What happened in National Oilwell v Comptroller-General of Customs?
You might have sympathy for the importer, given the circumstances.
The goods were ‘pony rods’, also referred to as short ‘sucker rods’ – basically a component of an oil well pump.
The sequence of events was as follows.
- On 11 February 2009, an application for a TCO was made under tariff item 8413.91.10.
- There then appears to have been some internal consideration by Customs about whether 8413.91.10 or 8413.91.90 was the correct tariff item. The AAT referred to a Customs’ minute paper but did not discuss its contents.
- However, on 25 February 2009, the original application for the TCO was withdrawn and was re-listed under tariff item 8413.91.90. Customs subsequently approved the TCO under that tariff item. While not in the evidence, it is easy to imagine that Customs communicated its view that it wouldn’t approve a TCO under 8413.91.10 but would approve a TCO under 8413.91.90.
- From 2009 to early 2014, goods were imported duty-free under 8413.91.90 quoting the approved TCO.
- On 28 January 2014, Customs issued a tariff advice, stating that the correct tariff item was actually 8413.91.10 – the one that was the subject of the first (withdrawn) TCO application.
The effect of Customs’ position
Customs’ tariff advice on 28 January 2014 meant that the previous imports of the pony-rods were not duty-free. This was because the TCO could not apply to goods imported under a different tariff item, regardless of whether the description matched.

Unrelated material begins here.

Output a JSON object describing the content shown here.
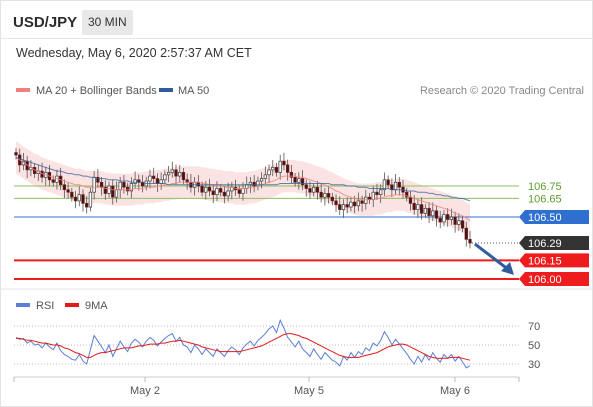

Customs assessed the imports for duty.
National Oilwell applied for a corresponding refund of duty on the basis that there was a TCO in force (or taken to have been in force) at the time the goods were imported.
In its decision, the AAT commented that:
- ‘Before goods can fit within a particular TCO they must be within the tariff classification to which the TCO is keyed’ – Voxson Sales Pty Ltd and Collector of Customs  FCA 609.
- ‘In order to fall within a tariff concession order, the goods must “precisely” meet the description of that order’ – Becker Vale Pty Ltd v Chief Executive Officer of Customs  FCA 525.
There was no question that the description of the goods in the TCO matched the actual goods precisely. However, the AAT held that the TCO could not be applied to the imported goods – because the TCO was keyed to 8413.91.90 and the goods were properly imported under 8413.91.10.
On that basis, the AAT concluded that the TCO did not apply, and the imported goods were dutiable.
What steps could the importer have taken to protect itself?
After receiving the tariff advice on 28 January 2014:
- a new TCO was granted for the goods under the correct tariff item – 8413.91.10 – and the goods imported from that date were not dutiable;
- National Oilwell applied for a further tariff advice requesting confirmation that the goods were covered by the TCO; and
- Customs provided this confirmation in a second tariff advice.
Unfortunately these steps were too late for the goods that had already been imported.
With the benefit of hindsight, these steps should have been taken in 2009. Assuming Customs indicated in February 2009 that the correct tariff item was 8413.91.90 and not 8413.91.10 (as the importer had concluded in their application), the importer should have asked Customs for a tariff advice.
A tariff advice is binding on Customs for 5 years.